Alas, some writers seem to have such an inflated view of their own significance that their advice transcends the helpful (e.g. “work at it every day”) and enters the realm of the patronizing or the downright surreal. Here, Margaret Atwood tells us: “Take a pencil to write with on aeroplanes. Pens leak. But if the pencil breaks, you can’t sharpen it on the plane, because you can’t take knives with you. Therefore: take two pencils.”
I sincerely hope she was being ironic, but the rest of her pearls of wisdom suggest otherwise.
The one to blame for this recent plethora of advice may be Elmore Leonard, who has issued his Ten Rules for Writers.
Now I greatly admire Mr Leonard’s spare and very funny prose, and if Leonardesque prose is what you want to write you would do well to heed his advice. But not all of us do, and not all of us want to read that to the exclusion of other sorts of literature.

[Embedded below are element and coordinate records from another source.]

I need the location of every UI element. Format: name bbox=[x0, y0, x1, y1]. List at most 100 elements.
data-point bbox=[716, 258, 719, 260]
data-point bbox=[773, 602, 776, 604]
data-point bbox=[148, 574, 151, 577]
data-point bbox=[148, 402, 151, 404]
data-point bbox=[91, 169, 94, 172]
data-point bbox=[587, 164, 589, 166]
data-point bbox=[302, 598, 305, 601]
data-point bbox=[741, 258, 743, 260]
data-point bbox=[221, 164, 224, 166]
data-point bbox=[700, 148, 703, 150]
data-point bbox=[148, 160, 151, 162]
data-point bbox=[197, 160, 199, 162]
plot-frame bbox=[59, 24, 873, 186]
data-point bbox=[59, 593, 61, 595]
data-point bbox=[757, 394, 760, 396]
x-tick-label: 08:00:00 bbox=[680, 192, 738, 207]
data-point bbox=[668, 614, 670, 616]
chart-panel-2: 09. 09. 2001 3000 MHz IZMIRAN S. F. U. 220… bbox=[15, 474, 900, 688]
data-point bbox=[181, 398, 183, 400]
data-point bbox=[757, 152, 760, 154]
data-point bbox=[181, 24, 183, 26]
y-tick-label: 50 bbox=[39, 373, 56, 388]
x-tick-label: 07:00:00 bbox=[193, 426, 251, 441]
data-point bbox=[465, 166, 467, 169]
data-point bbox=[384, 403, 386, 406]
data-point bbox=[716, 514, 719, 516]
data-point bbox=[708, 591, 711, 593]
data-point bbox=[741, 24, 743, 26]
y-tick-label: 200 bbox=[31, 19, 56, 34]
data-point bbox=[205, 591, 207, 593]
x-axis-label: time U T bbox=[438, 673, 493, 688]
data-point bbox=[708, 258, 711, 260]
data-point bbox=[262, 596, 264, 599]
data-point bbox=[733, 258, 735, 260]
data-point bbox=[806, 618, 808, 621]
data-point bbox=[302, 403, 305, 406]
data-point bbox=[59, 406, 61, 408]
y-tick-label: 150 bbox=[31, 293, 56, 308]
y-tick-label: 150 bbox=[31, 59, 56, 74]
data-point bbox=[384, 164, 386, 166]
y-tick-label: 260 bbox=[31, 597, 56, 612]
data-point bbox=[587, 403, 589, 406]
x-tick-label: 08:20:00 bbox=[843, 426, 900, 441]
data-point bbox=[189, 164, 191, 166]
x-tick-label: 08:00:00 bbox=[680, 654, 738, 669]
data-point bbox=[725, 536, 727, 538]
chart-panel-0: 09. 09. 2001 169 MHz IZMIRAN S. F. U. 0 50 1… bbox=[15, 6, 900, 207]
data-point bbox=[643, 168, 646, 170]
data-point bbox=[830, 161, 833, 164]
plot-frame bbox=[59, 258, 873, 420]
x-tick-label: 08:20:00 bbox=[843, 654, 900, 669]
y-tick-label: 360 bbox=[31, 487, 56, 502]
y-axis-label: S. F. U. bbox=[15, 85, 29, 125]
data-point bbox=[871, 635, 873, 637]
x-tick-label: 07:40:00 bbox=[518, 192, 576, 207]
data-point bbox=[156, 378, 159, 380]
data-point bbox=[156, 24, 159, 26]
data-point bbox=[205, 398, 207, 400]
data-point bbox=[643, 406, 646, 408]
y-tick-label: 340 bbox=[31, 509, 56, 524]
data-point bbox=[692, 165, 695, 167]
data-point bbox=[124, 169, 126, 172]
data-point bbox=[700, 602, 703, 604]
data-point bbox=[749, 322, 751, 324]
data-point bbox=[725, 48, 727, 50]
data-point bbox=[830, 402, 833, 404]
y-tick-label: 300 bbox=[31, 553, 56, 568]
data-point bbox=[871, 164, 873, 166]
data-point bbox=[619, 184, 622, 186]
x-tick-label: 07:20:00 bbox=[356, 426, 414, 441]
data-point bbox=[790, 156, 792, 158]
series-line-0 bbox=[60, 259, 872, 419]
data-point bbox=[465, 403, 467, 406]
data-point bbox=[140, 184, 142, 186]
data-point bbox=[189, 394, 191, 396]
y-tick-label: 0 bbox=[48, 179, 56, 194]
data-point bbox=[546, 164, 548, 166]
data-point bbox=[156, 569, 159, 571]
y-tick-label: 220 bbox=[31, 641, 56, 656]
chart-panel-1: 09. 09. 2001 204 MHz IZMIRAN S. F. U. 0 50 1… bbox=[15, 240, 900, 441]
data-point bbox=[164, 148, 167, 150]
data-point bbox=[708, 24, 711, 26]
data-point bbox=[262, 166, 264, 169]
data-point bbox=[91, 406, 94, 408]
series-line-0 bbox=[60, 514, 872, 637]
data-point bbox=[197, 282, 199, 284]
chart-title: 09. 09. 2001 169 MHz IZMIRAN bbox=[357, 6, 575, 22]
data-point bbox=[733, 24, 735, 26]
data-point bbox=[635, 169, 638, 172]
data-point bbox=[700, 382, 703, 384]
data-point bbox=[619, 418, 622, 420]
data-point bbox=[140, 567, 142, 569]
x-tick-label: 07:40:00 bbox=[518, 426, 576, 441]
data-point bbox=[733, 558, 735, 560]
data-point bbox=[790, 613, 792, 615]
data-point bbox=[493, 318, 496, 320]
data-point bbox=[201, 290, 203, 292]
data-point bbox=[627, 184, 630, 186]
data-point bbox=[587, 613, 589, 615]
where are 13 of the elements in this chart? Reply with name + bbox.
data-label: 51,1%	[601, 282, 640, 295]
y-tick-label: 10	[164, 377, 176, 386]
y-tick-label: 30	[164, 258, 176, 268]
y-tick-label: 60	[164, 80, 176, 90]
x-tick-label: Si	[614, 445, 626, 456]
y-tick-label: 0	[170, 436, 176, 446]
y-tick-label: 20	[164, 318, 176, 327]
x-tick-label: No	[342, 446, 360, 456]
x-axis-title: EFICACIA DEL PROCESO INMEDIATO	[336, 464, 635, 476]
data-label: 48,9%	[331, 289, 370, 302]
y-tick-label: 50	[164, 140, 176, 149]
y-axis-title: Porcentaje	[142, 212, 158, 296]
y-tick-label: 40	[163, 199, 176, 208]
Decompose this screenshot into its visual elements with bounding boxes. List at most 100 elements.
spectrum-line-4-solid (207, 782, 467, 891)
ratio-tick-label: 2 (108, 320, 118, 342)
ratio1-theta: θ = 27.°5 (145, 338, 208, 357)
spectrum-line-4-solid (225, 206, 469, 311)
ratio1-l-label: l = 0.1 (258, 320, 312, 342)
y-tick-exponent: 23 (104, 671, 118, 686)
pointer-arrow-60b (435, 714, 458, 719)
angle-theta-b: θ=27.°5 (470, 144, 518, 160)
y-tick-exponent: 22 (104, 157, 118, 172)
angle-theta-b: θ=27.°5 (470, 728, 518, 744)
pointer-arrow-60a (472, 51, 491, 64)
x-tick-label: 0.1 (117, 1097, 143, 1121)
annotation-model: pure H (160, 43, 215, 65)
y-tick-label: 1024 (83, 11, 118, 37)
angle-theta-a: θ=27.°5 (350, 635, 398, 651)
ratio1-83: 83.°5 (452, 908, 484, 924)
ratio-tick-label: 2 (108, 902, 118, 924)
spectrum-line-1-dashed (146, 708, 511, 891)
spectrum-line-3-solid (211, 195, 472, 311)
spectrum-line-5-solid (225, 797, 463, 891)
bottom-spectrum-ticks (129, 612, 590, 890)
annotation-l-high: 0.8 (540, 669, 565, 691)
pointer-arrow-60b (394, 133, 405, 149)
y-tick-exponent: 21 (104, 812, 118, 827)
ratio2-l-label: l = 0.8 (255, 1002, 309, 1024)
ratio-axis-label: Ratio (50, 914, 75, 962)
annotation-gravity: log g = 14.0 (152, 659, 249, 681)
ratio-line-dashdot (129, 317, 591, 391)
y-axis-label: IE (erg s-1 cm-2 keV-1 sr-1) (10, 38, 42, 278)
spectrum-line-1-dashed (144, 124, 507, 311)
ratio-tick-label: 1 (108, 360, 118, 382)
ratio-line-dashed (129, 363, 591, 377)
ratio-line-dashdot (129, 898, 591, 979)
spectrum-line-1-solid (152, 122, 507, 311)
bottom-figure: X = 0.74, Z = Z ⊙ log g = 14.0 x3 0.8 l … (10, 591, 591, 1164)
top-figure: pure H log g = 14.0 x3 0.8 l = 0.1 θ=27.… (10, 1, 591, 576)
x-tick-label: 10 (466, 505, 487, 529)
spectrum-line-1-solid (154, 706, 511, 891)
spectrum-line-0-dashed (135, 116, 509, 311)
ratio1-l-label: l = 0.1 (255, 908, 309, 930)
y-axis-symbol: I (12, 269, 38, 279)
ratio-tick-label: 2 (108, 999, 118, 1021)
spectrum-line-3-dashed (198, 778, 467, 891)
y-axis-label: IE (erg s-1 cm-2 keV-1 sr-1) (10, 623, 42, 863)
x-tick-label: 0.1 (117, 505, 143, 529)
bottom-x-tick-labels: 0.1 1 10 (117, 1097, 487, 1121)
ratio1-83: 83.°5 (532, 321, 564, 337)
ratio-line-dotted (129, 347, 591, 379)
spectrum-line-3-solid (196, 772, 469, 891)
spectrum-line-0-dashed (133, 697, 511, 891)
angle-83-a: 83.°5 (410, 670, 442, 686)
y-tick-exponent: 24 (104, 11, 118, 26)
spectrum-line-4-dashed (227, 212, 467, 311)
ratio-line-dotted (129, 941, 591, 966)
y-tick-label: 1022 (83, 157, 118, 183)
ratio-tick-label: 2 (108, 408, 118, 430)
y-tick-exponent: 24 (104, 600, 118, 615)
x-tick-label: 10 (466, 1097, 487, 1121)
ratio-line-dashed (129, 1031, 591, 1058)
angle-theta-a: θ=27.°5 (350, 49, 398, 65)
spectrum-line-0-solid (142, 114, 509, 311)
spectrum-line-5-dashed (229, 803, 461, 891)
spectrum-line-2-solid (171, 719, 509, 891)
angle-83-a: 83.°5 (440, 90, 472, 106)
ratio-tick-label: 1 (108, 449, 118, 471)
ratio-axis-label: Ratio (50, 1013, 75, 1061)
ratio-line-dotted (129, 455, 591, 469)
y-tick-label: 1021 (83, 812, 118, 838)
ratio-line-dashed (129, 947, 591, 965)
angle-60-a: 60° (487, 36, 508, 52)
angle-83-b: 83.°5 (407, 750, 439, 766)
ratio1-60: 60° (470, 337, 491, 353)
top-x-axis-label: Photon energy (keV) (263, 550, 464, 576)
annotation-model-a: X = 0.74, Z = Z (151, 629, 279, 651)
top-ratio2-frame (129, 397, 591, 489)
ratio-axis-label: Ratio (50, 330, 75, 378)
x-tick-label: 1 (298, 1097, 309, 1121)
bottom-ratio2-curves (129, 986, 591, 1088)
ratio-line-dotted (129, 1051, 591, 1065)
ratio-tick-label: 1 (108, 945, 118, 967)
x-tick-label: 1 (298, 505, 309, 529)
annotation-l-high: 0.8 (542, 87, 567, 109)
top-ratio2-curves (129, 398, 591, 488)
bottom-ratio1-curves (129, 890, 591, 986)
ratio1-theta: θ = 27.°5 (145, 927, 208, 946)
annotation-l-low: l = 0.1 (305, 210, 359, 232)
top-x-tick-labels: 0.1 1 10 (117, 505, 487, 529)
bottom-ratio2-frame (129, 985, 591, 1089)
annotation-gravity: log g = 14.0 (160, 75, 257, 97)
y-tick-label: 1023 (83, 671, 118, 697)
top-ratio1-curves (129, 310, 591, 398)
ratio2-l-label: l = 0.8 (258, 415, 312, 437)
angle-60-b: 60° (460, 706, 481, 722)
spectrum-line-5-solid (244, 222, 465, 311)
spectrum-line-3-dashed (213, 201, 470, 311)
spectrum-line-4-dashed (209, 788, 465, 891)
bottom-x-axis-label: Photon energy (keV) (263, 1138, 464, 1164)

As you can see, I have been giving this matter deep thought, and have condensed his Ten, and all the others’, Rules into a single maxim, which I urge all writers to inscribe in copperplate (cursive, not uncial) script, using only black ink and on yellow paper, size exactly 200 x 100 mm. The motto must be pinned (not glued) to the wall above their desk no more than 500 mm above its surface, and ideally on an exact level with their line of sight while working. It reads thus:
There are no rules.
If you follow anyone’s ideas but your own, you are not speaking with an authentic voice. You are cramping yourself, condemning yourself to be an also-ran. What works for you and your readers will evolve only with time and faithful adherence to your craft. Everything else is bollocks, and it is a measure of writers’ lack of self-knowledge that they suppose their conscious mind capable of understanding what the hell is happening when they commit their words to paper or screen.
On second thoughts, scrap the bit about the copperplate motto. That’s bollocks too. Obviously.